In den letzten zehn Jahren sei das Wetter immer unvorhersehbarer geworden, erzählt Dragi Milenković. Vor allem die plötzlichen, starken Sturmwinde habe es früher nicht gegeben – sie kämen so schnell, dass es unmöglich sei, die seitlichen Abdeckungen aller Gewächshäuser zu entfernen, um diese vor Zerstörung zu schützen. Slobodanka Pavlović schildert, dass sie die klimatischen Veränderungen zu einer späteren Aussaat zwängen: Weil es im Mai, statt wie bisher im April, zu stark regne, könnten die Setzlinge erst im Juni ausgebracht werden, mit fast einem Monat Verspätung. Damit seien die Jungpflanzen rascher sommerlichen Temperaturen ausgesetzt, die deutlich stärker würden. Natürlich wird auch Wasser zum Thema: Der Bach Šumanka, der die Äcker von Radanska Ruža mit dem kostbaren Nass versorgen sollte, liegt im Sommer neuerdings trocken.
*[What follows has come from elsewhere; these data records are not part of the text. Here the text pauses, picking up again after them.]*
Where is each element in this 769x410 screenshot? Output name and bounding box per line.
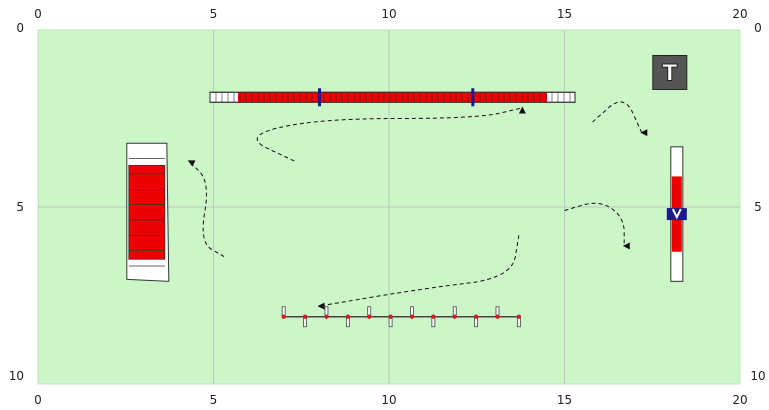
table-label: T [662,61,677,86]
y-tick-label-right: 5 [754,200,762,214]
obstacles: T [126,54,688,328]
path-to-weave [317,235,520,309]
x-tick-label-bottom: 0 [34,393,42,407]
weave-pole-base [473,314,479,319]
weave-pole-base [452,314,457,319]
x-tick-label-top: 10 [381,7,396,21]
y-tick-label-left: 10 [9,369,24,383]
y-tick-label-left: 5 [16,200,24,214]
x-tick-label-bottom: 20 [732,393,747,407]
x-tick-label-bottom: 5 [210,393,218,407]
weave-pole-base [302,314,308,319]
table-box [652,54,688,90]
x-tick-label-bottom: 10 [381,393,396,407]
dog-walk-support [471,88,475,107]
a-frame [126,142,170,282]
weave-pole-base [367,314,372,319]
weave-pole-base [495,314,500,319]
weave-pole-base [431,314,436,319]
weave-pole-base [281,314,286,319]
path-seesaw-exit [564,202,628,248]
x-tick-label-top: 5 [210,7,218,21]
x-tick-label-top: 15 [557,7,572,21]
dog-paths [187,101,643,309]
seesaw-pivot [666,208,687,221]
dog-walk-outline [209,91,576,103]
x-tick-label-bottom: 15 [557,393,572,407]
y-tick-label-right: 0 [754,21,762,35]
dog-walk-support [318,88,322,107]
a-frame-contact-zone [128,164,166,260]
x-tick-label-top: 0 [34,7,42,21]
path-to-seesaw [592,101,643,134]
dog-walk [209,88,576,107]
weave-poles [281,306,522,328]
path-dogwalk-exit [256,105,524,162]
path-to-aframe [187,159,225,257]
weave-pole-base [388,314,393,319]
weave-pole-base [409,314,415,319]
weave-pole-base [345,314,351,319]
weave-pole-base [324,314,329,319]
table: T [652,54,688,90]
y-tick-label-right: 10 [750,369,765,383]
seesaw-arrow-icon [671,208,682,220]
weave-pole-base [516,314,522,319]
y-tick-label-left: 0 [16,21,24,35]
dog-walk-contact-zone [237,92,548,103]
seesaw [666,146,687,282]
x-tick-label-top: 20 [732,7,747,21]
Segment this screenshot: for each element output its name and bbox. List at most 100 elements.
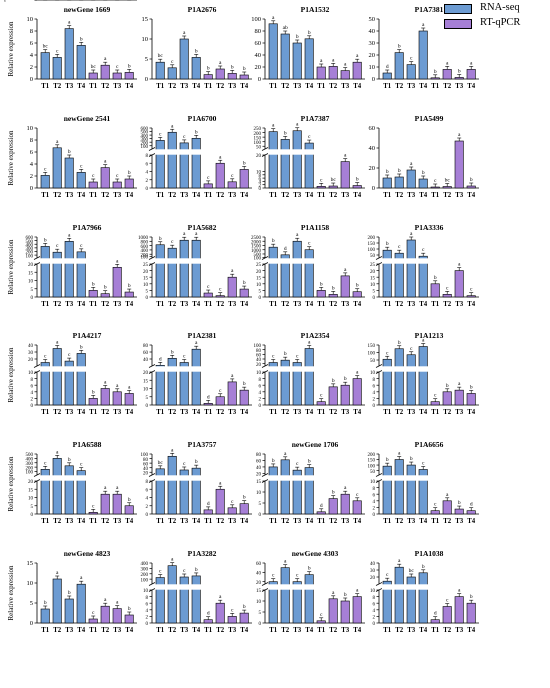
y-tick-label: 0 bbox=[373, 296, 376, 301]
axis-break-mark bbox=[148, 256, 156, 260]
y-tick-label: 20 bbox=[255, 64, 262, 71]
significance-letter: a bbox=[458, 132, 461, 138]
bar-break-gap bbox=[268, 149, 279, 155]
x-tick-label: T3 bbox=[341, 518, 350, 525]
significance-letter: a bbox=[219, 154, 222, 160]
bar-rna-seq bbox=[394, 566, 404, 624]
y-tick-label: 100 bbox=[368, 248, 376, 253]
y-tick-label: 4 bbox=[259, 181, 262, 186]
x-tick-label: T4 bbox=[240, 627, 249, 634]
y-tick-label: 8 bbox=[259, 174, 262, 179]
y-tick-label: 0 bbox=[259, 513, 262, 518]
x-tick-label: T2 bbox=[101, 301, 110, 308]
x-tick-label: T2 bbox=[53, 409, 62, 416]
bar-rna-seq bbox=[191, 137, 201, 189]
bar-break-gap bbox=[155, 258, 166, 264]
significance-letter: b bbox=[308, 30, 311, 36]
y-tick-label: 20 bbox=[369, 165, 376, 172]
bar-rt-qpcr bbox=[340, 161, 350, 189]
significance-letter: a bbox=[422, 22, 425, 28]
bar-break-gap bbox=[304, 584, 315, 590]
y-tick-label: 8 bbox=[30, 28, 33, 35]
x-tick-label: T3 bbox=[455, 409, 464, 416]
bar-break-gap bbox=[191, 584, 202, 590]
y-tick-label: 2 bbox=[259, 184, 262, 189]
significance-letter: c bbox=[320, 177, 323, 183]
bar-rna-seq bbox=[382, 177, 392, 189]
significance-letter: c bbox=[56, 48, 59, 54]
significance-letter: b bbox=[386, 169, 389, 175]
bar-rna-seq bbox=[304, 38, 314, 80]
bar-rt-qpcr bbox=[203, 292, 213, 298]
bar-rna-seq bbox=[406, 239, 416, 298]
significance-letter: b bbox=[386, 241, 389, 247]
y-tick-label: 4 bbox=[146, 497, 149, 502]
significance-letter: a bbox=[219, 480, 222, 486]
x-tick-label: T4 bbox=[125, 0, 134, 2]
x-tick-label: T3 bbox=[65, 192, 74, 199]
bar-break-gap bbox=[292, 258, 303, 264]
y-tick-label: 0 bbox=[372, 76, 375, 83]
bar-rna-seq bbox=[304, 467, 314, 515]
significance-letter: c bbox=[207, 284, 210, 290]
x-tick-label: T2 bbox=[53, 518, 62, 525]
significance-letter: c bbox=[219, 287, 222, 293]
axis-break-mark bbox=[33, 364, 41, 368]
x-tick-label: T4 bbox=[353, 409, 362, 416]
bar-break-gap bbox=[304, 475, 315, 481]
bar-rt-qpcr bbox=[239, 503, 249, 515]
bar-rt-qpcr bbox=[203, 509, 213, 515]
bar-rt-qpcr bbox=[88, 398, 98, 406]
bar-break-gap bbox=[167, 258, 178, 264]
axis-break-mark bbox=[148, 364, 156, 368]
bar-rt-qpcr bbox=[316, 186, 326, 189]
bar-rna-seq bbox=[418, 572, 428, 624]
x-tick-label: T4 bbox=[419, 627, 428, 634]
significance-letter: a bbox=[344, 62, 347, 68]
bar-rt-qpcr bbox=[442, 500, 452, 515]
y-tick-label: 0 bbox=[372, 185, 375, 192]
y-tick-label: 40 bbox=[369, 145, 376, 152]
y-tick-label: 100 bbox=[251, 16, 261, 23]
x-tick-label: T2 bbox=[395, 301, 404, 308]
x-tick-label: T3 bbox=[180, 301, 189, 308]
bar-rt-qpcr bbox=[352, 185, 362, 189]
bar-rt-qpcr bbox=[430, 401, 440, 406]
significance-letter: bc bbox=[409, 568, 415, 574]
x-tick-label: T1 bbox=[431, 301, 440, 308]
x-tick-label: T4 bbox=[240, 518, 249, 525]
bar-rt-qpcr bbox=[316, 620, 326, 624]
chart-title: P1A6588 bbox=[73, 440, 102, 449]
significance-letter: c bbox=[183, 134, 186, 140]
y-tick-label: 10 bbox=[370, 589, 376, 594]
significance-letter: a bbox=[104, 56, 107, 62]
bar-rt-qpcr bbox=[203, 74, 213, 80]
significance-letter: c bbox=[386, 350, 389, 356]
x-tick-label: T3 bbox=[293, 192, 302, 199]
x-tick-label: T3 bbox=[113, 409, 122, 416]
x-tick-label: T1 bbox=[431, 518, 440, 525]
significance-letter: a bbox=[296, 122, 299, 128]
y-tick-label: 2 bbox=[146, 179, 149, 184]
bar-rt-qpcr bbox=[328, 386, 338, 406]
chart-title: P1A1158 bbox=[301, 223, 330, 232]
y-tick-label: 40 bbox=[256, 572, 262, 577]
bar-rna-seq bbox=[406, 576, 416, 624]
x-tick-label: T3 bbox=[65, 627, 74, 634]
y-tick-label: 20 bbox=[256, 581, 262, 586]
x-tick-label: T4 bbox=[305, 518, 314, 525]
x-tick-label: T4 bbox=[467, 627, 476, 634]
significance-letter: b bbox=[332, 285, 335, 291]
bar-rt-qpcr bbox=[227, 616, 237, 624]
y-tick-label: 5 bbox=[373, 290, 376, 295]
y-tick-label: 6 bbox=[373, 493, 376, 498]
x-tick-label: T1 bbox=[317, 409, 326, 416]
x-tick-label: T3 bbox=[341, 409, 350, 416]
x-tick-label: T4 bbox=[353, 301, 362, 308]
significance-letter: b bbox=[272, 458, 275, 464]
x-tick-label: T1 bbox=[156, 301, 165, 308]
y-tick-label: 80 bbox=[256, 453, 262, 458]
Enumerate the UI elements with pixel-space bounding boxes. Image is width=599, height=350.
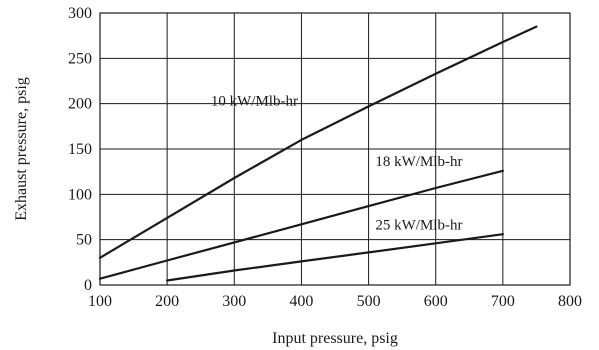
- y-tick-label: 150: [68, 141, 92, 158]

Für die Biobauern und -Bäuerinnen von Lebane, die das Gemüse für Ajvar & Co anbauen, gibt es keinen Zweifel, dass der Klimawandel Realität ist. Sie wissen darüber Bescheid, fernab von Medien oder KlimaaktivistInnen, und beschäftigen sich zunehmend mit der Frage, wie sie damit umgehen können. Entsprechend aufmerksam waren sie bei der Sache, als wir ein zweitägiges Training dazu organisierten. Mit Rainer Weisshaidinger konnten wir dafür einen Fachmann gewinnen, der selbst aus der Landwirtschaft kommt und seit vielen Jahren auf der ganzen Welt zu nachhaltiger und regenerativer Landwirtschaft arbeitet.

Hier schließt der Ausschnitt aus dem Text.